The Three Sisters Celebration is a historical tradition practiced by the Chickasaws, exemplified in the planting of the three sister crops: Corn, beans and squash.

"We are able to pass this down, generation to generation," said Fran Parchcorn, executive officer at the cultural center. "That shows a kinship to how the Chickasaw people see ourselves."

While the week-long celebration is centralized around agriculture, other Chickasaw heritage is on display, including stick ball, bow-and-arrow crafting, and stomp dancing.

"I've done dancing since I was little, going out to stomp dances and things like that," said Chickasaw cultural specialist Blake Nucosee. "A lot of these songs we're showing them are actually not allowed, usually, out in public. The purpose of these demonstrations is to show that we're still around. We're still a people. We're still here today."

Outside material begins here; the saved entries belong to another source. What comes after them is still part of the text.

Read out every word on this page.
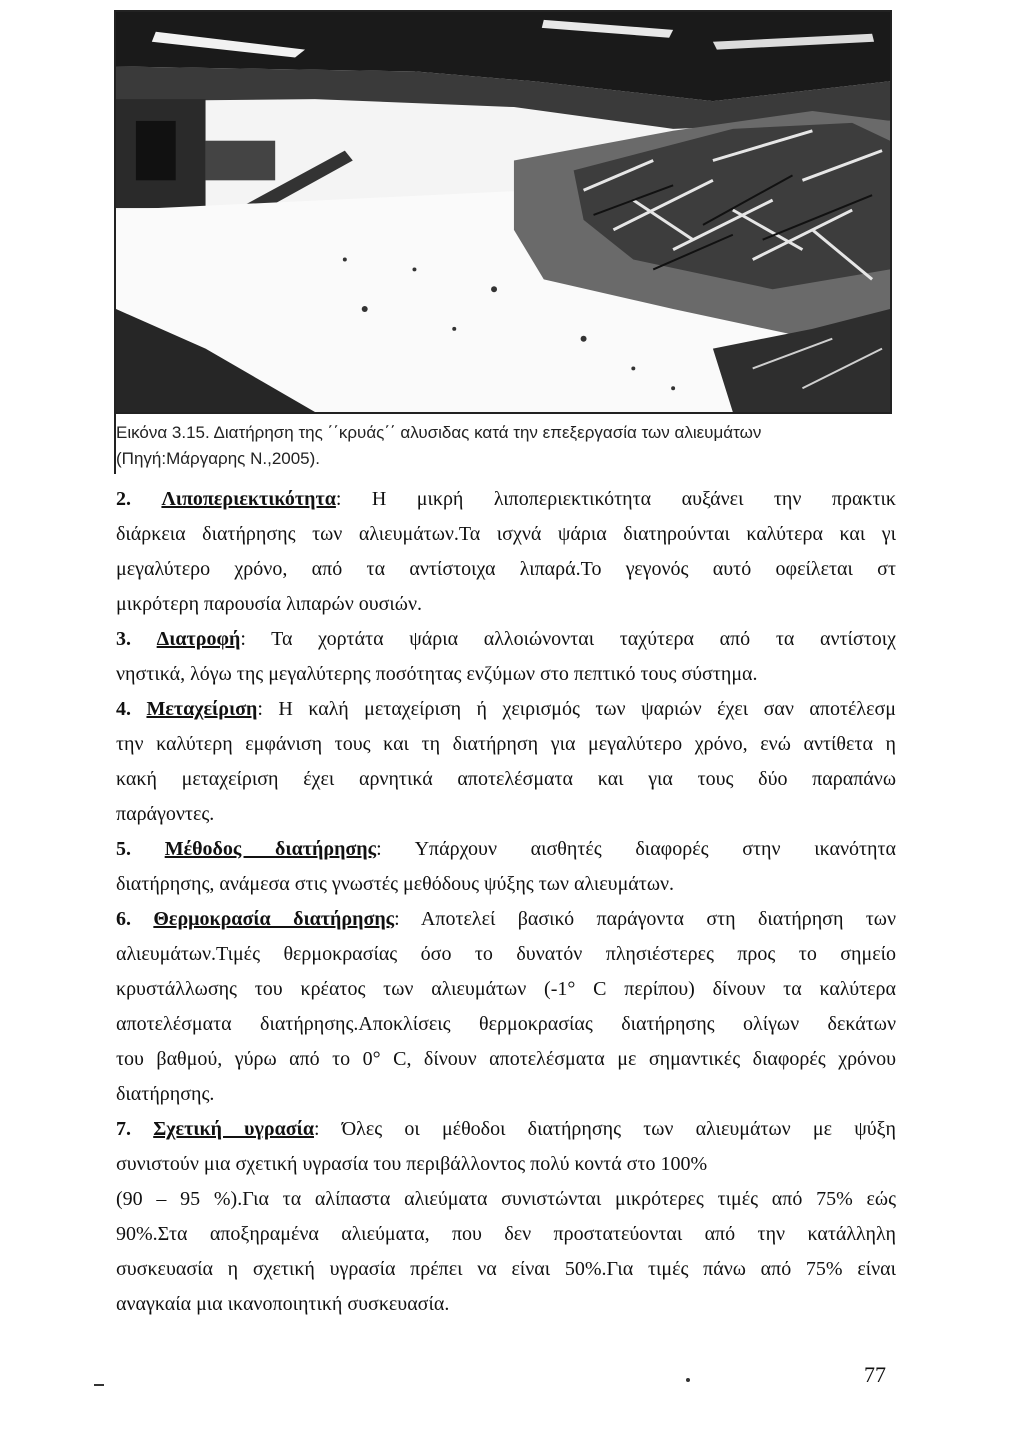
Εικόνα 3.15. Διατήρηση της ΄΄κρυάς΄΄ αλυσιδας κατά την επεξεργασία των αλιευμάτων
(Πηγή:Μάργαρης Ν.,2005).
2. Λιποπεριεκτικότητα: Η μικρή λιποπεριεκτικότητα αυξάνει την πρακτικ
διάρκεια διατήρησης των αλιευμάτων.Τα ισχνά ψάρια διατηρούνται καλύτερα και γι
μεγαλύτερο χρόνο, από τα αντίστοιχα λιπαρά.Το γεγονός αυτό οφείλεται στ
μικρότερη παρουσία λιπαρών ουσιών.
3. Διατροφή: Τα χορτάτα ψάρια αλλοιώνονται ταχύτερα από τα αντίστοιχ
νηστικά, λόγω της μεγαλύτερης ποσότητας ενζύμων στο πεπτικό τους σύστημα.
4. Μεταχείριση: Η καλή μεταχείριση ή χειρισμός των ψαριών έχει σαν αποτέλεσμ
την καλύτερη εμφάνιση τους και τη διατήρηση για μεγαλύτερο χρόνο, ενώ αντίθετα η
κακή μεταχείριση έχει αρνητικά αποτελέσματα και για τους δύο παραπάνω
παράγοντες.
5. Μέθοδος διατήρησης: Υπάρχουν αισθητές διαφορές στην ικανότητα
διατήρησης, ανάμεσα στις γνωστές μεθόδους ψύξης των αλιευμάτων.
6. Θερμοκρασία διατήρησης: Αποτελεί βασικό παράγοντα στη διατήρηση των
αλιευμάτων.Τιμές θερμοκρασίας όσο το δυνατόν πλησιέστερες προς το σημείο
κρυστάλλωσης του κρέατος των αλιευμάτων (-1° C περίπου) δίνουν τα καλύτερα
αποτελέσματα διατήρησης.Αποκλίσεις θερμοκρασίας διατήρησης ολίγων δεκάτων
του βαθμού, γύρω από το 0° C, δίνουν αποτελέσματα με σημαντικές διαφορές χρόνου
διατήρησης.
7. Σχετική υγρασία: Όλες οι μέθοδοι διατήρησης των αλιευμάτων με ψύξη
συνιστούν μια σχετική υγρασία του περιβάλλοντος πολύ κοντά στο 100%
(90 – 95 %).Για τα αλίπαστα αλιεύματα συνιστώνται μικρότερες τιμές από 75% εώς
90%.Στα αποξηραμένα αλιεύματα, που δεν προστατεύονται από την κατάλληλη
συσκευασία η σχετική υγρασία πρέπει να είναι 50%.Για τιμές πάνω από 75% είναι
αναγκαία μια ικανοποιητική συσκευασία.
77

Parchcorn said this week's celebration has brought in more than 2,300 people from different parts of the country, just days after the Chickasaw Native Film Festival.

"I think it's, honestly, our best festival that we have out here just for us," Nucosee said. "We get to show some of our food that we don't even, personally, get to eat too often, like the Three Sisters stew."

The Three Sisters Celebration continues through Saturday with stomp dances and singing at the traditional village. Admission is free.